CHP Genel Başkan Yardımcısı Gürsel Tekin ise partinin asıl sahiplerinin delegeler olduğunu belirtti ve sözlerini şöyle sürdürdü: ''Bu iki gündür arkadaşlarımızın vermiş olduğu karara hepimiz saygılı olacağız'' 

DENİZ BAYKAL: "HAYIRLI OLSUN DİYORUM"

CHP'nin eski Genel Başkanı Deniz Baykal, dün ve bugün gerçekleştirilen iki olağanüstü kurultay hakkında gazetecilere kısa bir açıklamada bulundu. İki kurultaya da katılmayan Baykal, "Değerlendirmede bulunmak istemiyorum, sadece hayırlı olsun diyorum" dedi.
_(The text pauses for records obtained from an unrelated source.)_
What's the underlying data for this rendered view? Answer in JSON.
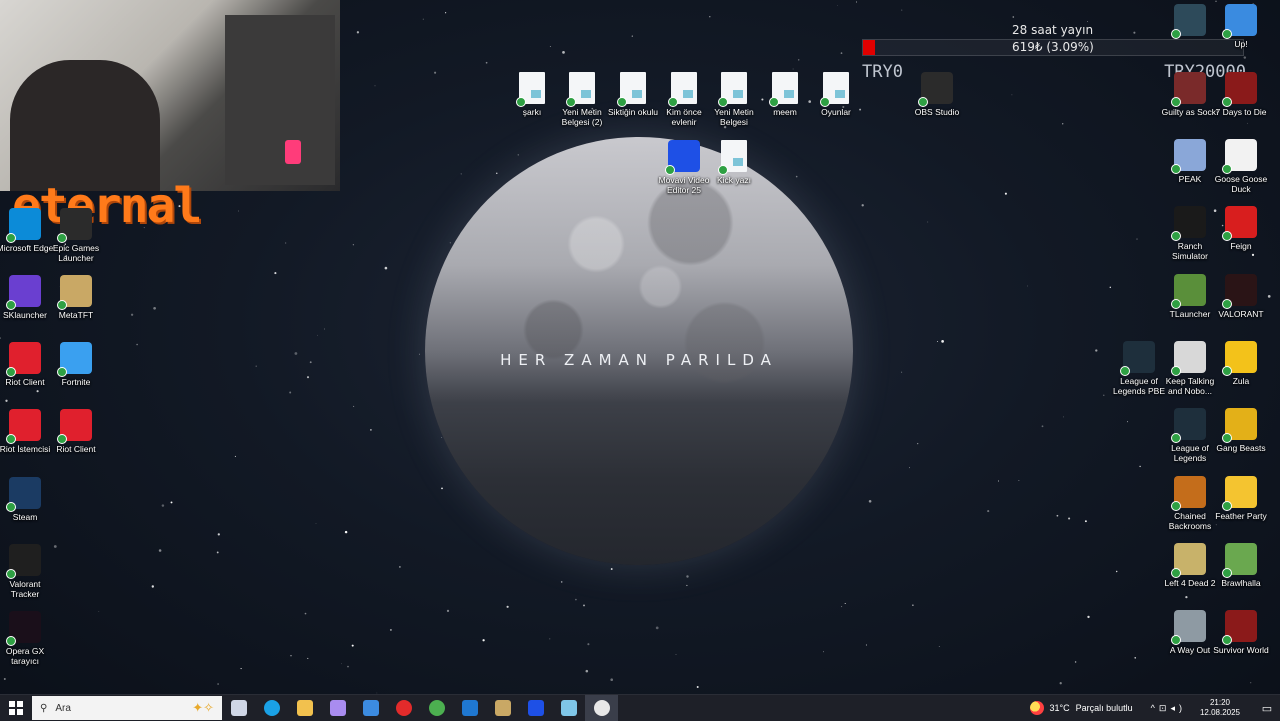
{
  "wallpaper": {
    "text": "HER ZAMAN PARILDA"
  },
  "overlay": {
    "brand": "eternal",
    "goal_title": "28 saat yayın",
    "goal_progress_text": "619₺ (3.09%)",
    "goal_progress_percent": 3.09,
    "goal_min_label": "TRY0",
    "goal_max_label": "TRY20000"
  },
  "desktop_left": [
    {
      "label": "Microsoft Edge",
      "icon": "edge-icon",
      "color": "#0c8bd8"
    },
    {
      "label": "Epic Games Launcher",
      "icon": "epic-games-icon",
      "color": "#2b2b2b"
    },
    {
      "label": "SKlauncher",
      "icon": "sklauncher-icon",
      "color": "#6a3fd0"
    },
    {
      "label": "MetaTFT",
      "icon": "metatft-icon",
      "color": "#c9a865"
    },
    {
      "label": "Riot Client",
      "icon": "riot-client-icon",
      "color": "#e0202d"
    },
    {
      "label": "Fortnite",
      "icon": "fortnite-icon",
      "color": "#3aa0f0"
    },
    {
      "label": "Riot İstemcisi",
      "icon": "riot-client-icon",
      "color": "#e0202d"
    },
    {
      "label": "Riot Client",
      "icon": "riot-client-icon",
      "color": "#e0202d"
    },
    {
      "label": "Steam",
      "icon": "steam-icon",
      "color": "#1b3b63"
    },
    {
      "label": "Valorant Tracker",
      "icon": "valorant-tracker-icon",
      "color": "#1f1f1f"
    },
    {
      "label": "Opera GX tarayıcı",
      "icon": "opera-gx-icon",
      "color": "#1a0f1a"
    }
  ],
  "desktop_center": [
    {
      "label": "şarkı",
      "icon": "document-icon"
    },
    {
      "label": "Yeni Metin Belgesi (2)",
      "icon": "document-icon"
    },
    {
      "label": "Siktiğin okulu",
      "icon": "document-icon"
    },
    {
      "label": "Kim önce evlenir",
      "icon": "document-icon"
    },
    {
      "label": "Yeni Metin Belgesi",
      "icon": "document-icon"
    },
    {
      "label": "meem",
      "icon": "document-icon"
    },
    {
      "label": "Oyunlar",
      "icon": "document-icon"
    },
    {
      "label": "OBS Studio",
      "icon": "obs-icon"
    },
    {
      "label": "Movavi Video Editor 25",
      "icon": "movavi-icon"
    },
    {
      "label": "Kick yazı",
      "icon": "document-icon"
    }
  ],
  "desktop_right": [
    {
      "label": "Guilty as Sock!",
      "icon": "guilty-as-sock-icon",
      "color": "#7a2a2a"
    },
    {
      "label": "7 Days to Die",
      "icon": "seven-days-icon",
      "color": "#8a1a1a"
    },
    {
      "label": "PEAK",
      "icon": "peak-icon",
      "color": "#8aa7d8"
    },
    {
      "label": "Goose Goose Duck",
      "icon": "goose-icon",
      "color": "#f2f2f2"
    },
    {
      "label": "Ranch Simulator",
      "icon": "ranch-icon",
      "color": "#1a1a1a"
    },
    {
      "label": "Feign",
      "icon": "feign-icon",
      "color": "#d81e1e"
    },
    {
      "label": "TLauncher",
      "icon": "tlauncher-icon",
      "color": "#5a8f3a"
    },
    {
      "label": "VALORANT",
      "icon": "valorant-icon",
      "color": "#2a1416"
    },
    {
      "label": "League of Legends PBE",
      "icon": "lol-pbe-icon",
      "color": "#1e2f3c"
    },
    {
      "label": "Keep Talking and Nobo...",
      "icon": "keep-talking-icon",
      "color": "#d8d8d8"
    },
    {
      "label": "Zula",
      "icon": "zula-icon",
      "color": "#f3c21a"
    },
    {
      "label": "League of Legends",
      "icon": "lol-icon",
      "color": "#1e2f3c"
    },
    {
      "label": "Gang Beasts",
      "icon": "gang-beasts-icon",
      "color": "#e3b018"
    },
    {
      "label": "Chained Backrooms",
      "icon": "chained-backrooms-icon",
      "color": "#c46d1b"
    },
    {
      "label": "Feather Party",
      "icon": "feather-party-icon",
      "color": "#f4c430"
    },
    {
      "label": "Left 4 Dead 2",
      "icon": "left4dead-icon",
      "color": "#c8b26a"
    },
    {
      "label": "Brawlhalla",
      "icon": "brawlhalla-icon",
      "color": "#6aa84f"
    },
    {
      "label": "A Way Out",
      "icon": "a-way-out-icon",
      "color": "#8e9aa3"
    },
    {
      "label": "Survivor World",
      "icon": "survivor-world-icon",
      "color": "#8b1a1a"
    }
  ],
  "desktop_top_right": [
    {
      "label": "",
      "icon": "game-icon-w",
      "color": "#2d4a5a"
    },
    {
      "label": "Up!",
      "icon": "game-icon-p",
      "color": "#3a8be0"
    }
  ],
  "taskbar": {
    "search_placeholder": "Ara",
    "apps": [
      {
        "name": "task-view",
        "color": "#cfd6e6"
      },
      {
        "name": "edge",
        "color": "#1aa1e6"
      },
      {
        "name": "file-explorer",
        "color": "#f2c14e"
      },
      {
        "name": "copilot",
        "color": "#a98cf0"
      },
      {
        "name": "store",
        "color": "#3c8be0"
      },
      {
        "name": "opera",
        "color": "#e22b2b"
      },
      {
        "name": "chrome",
        "color": "#4caf50"
      },
      {
        "name": "outlook",
        "color": "#1f77d0"
      },
      {
        "name": "metatft",
        "color": "#c9a865"
      },
      {
        "name": "movavi",
        "color": "#1e50e6"
      },
      {
        "name": "notepad",
        "color": "#7fc6e8"
      },
      {
        "name": "obs",
        "color": "#e8e8e8"
      }
    ],
    "weather_temp": "31°C",
    "weather_text": "Parçalı bulutlu",
    "time": "21:20",
    "date": "12.08.2025"
  }
}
İSA GÖK: "YENİ CHP MANTIĞININ HUKUKUN BİTTİĞİNİN GÖSTERGESİ

"Muhalif kanattan Mersin milletvekili İsa Gök, kurultay çıkışında gazetecilere yaptığı açıklamada, değiştirilmesi öngörülen tüzük maddeleri üzerinde görüşme yapılmasının kabul edilmediğini belirterek, ''Çok basit bir soru Mecliste hükümet kanun tasarısı getirirken veya birileri kanun teklifi verirken her maddede kimlerin nasıl konuşacağı yazılır mı, bu nerede görülmüştür?'' diye sordu.''Yönetim maddeler üzerinde konuşulmaktan o denli korkuyor ki yerel seçimlerde ön seçim isteyen maddemizi konuşmuyor'' diyen Gök, şöyle devam etti: ''Çünkü Genel Merkez, yerel seçimlerde ön seçim istemiyor. Maddelerde demokrasi beyanında bulunacağız, demokrasiyi getiren maddeler bu maddeler, 'o maddeleri biz değiştirdik, demokrasiyi biz getiriyoruz' dediklerinin yalanını ortaya çıkaracağız. Olağanüstü Tüzük Kurultayı'nın gündemini isteyenler belirler. Diğer kurultayda genel merkez belirledi. Gündem böyle yazılır, her madde için şu kadar kişi konuşacağı, onun için her madde için de şu kadar kişi konuşacak, yeterlilik önergesi bundan önce verilemez, bunlar yönetmelikte yazıyor. Konuşmaların serbest olacağını yönetmelik beliriyor ama Genel Merkez ve Adnan Keskin başkanlığındaki Divan, o maddelerde konuşulmasından ürktüler. 'Maddelerde gerçek sorun, gerçek demokrasinin ne olduğunu gösteririz' diye maddelerde dahi konuşturmadılar. Bu kınanacak bir durumdur. Bu, yeni CHP mantığının, hukukun bittiğinin ispatıdır.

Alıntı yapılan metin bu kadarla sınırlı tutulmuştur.